Evergrande has warned it is under tremendous pressure and has hired restructuring experts to help determine its future. It has an $80 million interest payment on Thursday that it is likely to miss, which would cause more market turmoil.

While market observers once took as a given that Beijing would step in at the first sign of distress, rating agencies, banks and investors have all factored in a possible Evergrande default. Many now predict that Beijing will not intervene until other property developers begin to fail and pose a collective risk to the broader financial system.

Beijing has the tools to stop a financial disaster and keep a lid on the social discontent brewing around Evergrande. Its censors have already taken down dozens of videos of protesters who crowded company offices in cities like Hefei and Shenzhen last week.
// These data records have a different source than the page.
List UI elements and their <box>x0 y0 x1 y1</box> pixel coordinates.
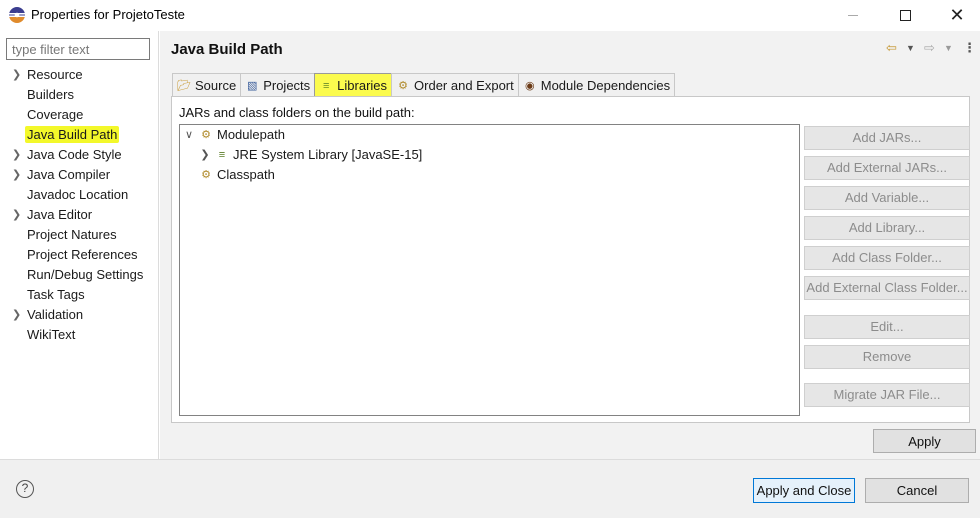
forward-arrow-icon[interactable]: ⇨ <box>924 40 935 56</box>
projects-icon: ▧ <box>247 79 258 92</box>
minimize-button[interactable] <box>830 0 876 31</box>
library-icon: ≡ <box>322 79 330 92</box>
build-path-tabs: 📂︎ Source ▧ Projects ≡ Libraries ⚙ Order and… <box>172 73 676 97</box>
tab-module-dependencies[interactable]: ◉ Module Dependencies <box>517 73 676 97</box>
nav-item-java-compiler[interactable]: ❯ Java Compiler <box>0 165 159 185</box>
close-button[interactable]: ✕ <box>934 0 980 31</box>
cancel-button[interactable]: Cancel <box>865 478 969 503</box>
close-icon: ✕ <box>949 5 965 25</box>
nav-item-builders[interactable]: Builders <box>0 85 159 105</box>
nav-item-javadoc-location[interactable]: Javadoc Location <box>0 185 159 205</box>
dialog-footer: ? Apply and Close Cancel <box>0 459 980 518</box>
libraries-panel: JARs and class folders on the build path… <box>171 96 970 423</box>
title-bar: Properties for ProjetoTeste ✕ <box>0 0 980 31</box>
page-title: Java Build Path <box>171 41 283 58</box>
tree-node-classpath[interactable]: ⚙ Classpath <box>199 165 275 185</box>
add-jars-button[interactable]: Add JARs... <box>804 126 970 150</box>
properties-nav-list: ❯ Resource Builders Coverage Java Build P… <box>0 65 159 345</box>
add-library-button[interactable]: Add Library... <box>804 216 970 240</box>
tab-libraries[interactable]: ≡ Libraries <box>314 73 393 97</box>
page-header: Java Build Path ⇦ ▼ ⇨ ▼ ⋮ <box>160 31 980 65</box>
migrate-jar-file-button[interactable]: Migrate JAR File... <box>804 383 970 407</box>
add-external-class-folder-button[interactable]: Add External Class Folder... <box>804 276 970 300</box>
build-path-tree[interactable]: ∨ ⚙ Modulepath ❯ ≡ JRE System Library [J… <box>179 124 800 416</box>
nav-item-resource[interactable]: ❯ Resource <box>0 65 159 85</box>
chevron-right-icon[interactable]: ❯ <box>12 305 21 325</box>
edit-button[interactable]: Edit... <box>804 315 970 339</box>
eclipse-app-icon <box>9 7 25 23</box>
chevron-right-icon[interactable]: ❯ <box>12 165 21 185</box>
minimize-icon <box>848 15 858 16</box>
tree-node-jre-system-library[interactable]: ❯ ≡ JRE System Library [JavaSE-15] <box>199 145 422 165</box>
help-icon[interactable]: ? <box>16 480 34 498</box>
nav-item-coverage[interactable]: Coverage <box>0 105 159 125</box>
nav-item-project-references[interactable]: Project References <box>0 245 159 265</box>
classpath-icon: ⚙ <box>201 169 211 181</box>
nav-item-project-natures[interactable]: Project Natures <box>0 225 159 245</box>
add-variable-button[interactable]: Add Variable... <box>804 186 970 210</box>
forward-history-dropdown-icon[interactable]: ▼ <box>944 43 953 53</box>
nav-item-run-debug-settings[interactable]: Run/Debug Settings <box>0 265 159 285</box>
chevron-down-icon[interactable]: ∨ <box>183 125 195 145</box>
apply-button[interactable]: Apply <box>873 429 976 453</box>
source-folder-icon: 📂︎ <box>177 79 191 92</box>
back-arrow-icon[interactable]: ⇦ <box>886 40 897 56</box>
add-class-folder-button[interactable]: Add Class Folder... <box>804 246 970 270</box>
tab-order-and-export[interactable]: ⚙ Order and Export <box>391 73 519 97</box>
nav-item-wikitext[interactable]: WikiText <box>0 325 159 345</box>
remove-button[interactable]: Remove <box>804 345 970 369</box>
nav-item-task-tags[interactable]: Task Tags <box>0 285 159 305</box>
tree-node-modulepath[interactable]: ∨ ⚙ Modulepath <box>183 125 285 145</box>
window-title: Properties for ProjetoTeste <box>31 7 185 22</box>
apply-and-close-button[interactable]: Apply and Close <box>753 478 855 503</box>
chevron-right-icon[interactable]: ❯ <box>12 205 21 225</box>
order-export-icon: ⚙ <box>398 79 408 92</box>
build-path-content: 📂︎ Source ▧ Projects ≡ Libraries ⚙ Order and… <box>160 65 980 459</box>
chevron-right-icon[interactable]: ❯ <box>12 65 21 85</box>
build-path-description: JARs and class folders on the build path… <box>179 105 415 120</box>
module-icon: ◉ <box>524 79 535 92</box>
nav-item-validation[interactable]: ❯ Validation <box>0 305 159 325</box>
nav-item-java-code-style[interactable]: ❯ Java Code Style <box>0 145 159 165</box>
nav-item-java-editor[interactable]: ❯ Java Editor <box>0 205 159 225</box>
filter-input[interactable] <box>6 38 150 60</box>
tab-projects[interactable]: ▧ Projects <box>240 73 316 97</box>
nav-item-java-build-path[interactable]: Java Build Path <box>0 125 159 145</box>
maximize-icon <box>899 10 911 21</box>
library-icon: ≡ <box>218 149 226 161</box>
add-external-jars-button[interactable]: Add External JARs... <box>804 156 970 180</box>
chevron-right-icon[interactable]: ❯ <box>12 145 21 165</box>
maximize-button[interactable] <box>882 0 928 31</box>
properties-sidebar: ❯Resource Builders Coverage Java Build P… <box>0 31 159 459</box>
chevron-right-icon[interactable]: ❯ <box>199 145 211 165</box>
modulepath-icon: ⚙ <box>201 129 211 141</box>
view-menu-icon[interactable]: ⋮ <box>963 40 976 56</box>
tab-source[interactable]: 📂︎ Source <box>172 73 242 97</box>
back-history-dropdown-icon[interactable]: ▼ <box>906 43 915 53</box>
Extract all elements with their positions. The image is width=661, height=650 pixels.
Its police have warned employees who tried to get the attention of local officials to lay off.

But it is Beijing’s authority over the country’s banks and biggest financial institutions that provides its greatest power. The government can force panicked creditors to cool off, and order banks to give Evergrande the cash it needs to carry on or to take over parts of the business.

It also firmly controls the flow of money across the country’s borders, allowing it to stem a potential rush of funds outside the country.

Yet the longer authorities wait to bail out Evergrande, the more likely other developers will suffer as investors begin to question their assumptions about the broader sector.

Just like Evergrande, other Chinese property developers have huge debt piles and are being forced by regulators to pay them off under the “three red lines” rules that aim to limit the banking system’s exposure to property.

More broadly, the property market is starting to slow and industry practices that helped to juice sales and keep developers afloat — like preselling properties before they are completed — are coming into question. Regulators in at least two provinces announced new rules to crack down on illegal practices, including delays in delivering properties, misleading advertising or practices to manipulate prices.

The Hong Kong-listed shares of China’s other major developers have become the target of investor angst in recent days, as China’s stock market is on holiday. Sinic Holdings, a much smaller real estate developer, lost 87 percent of its value on Monday before its stock was halted.

“The question is, how badly do they want to teach someone a lesson and how willing are they to have other people suffer because of that?” said Travis Lundy, an independent investment analyst based in Hong Kong.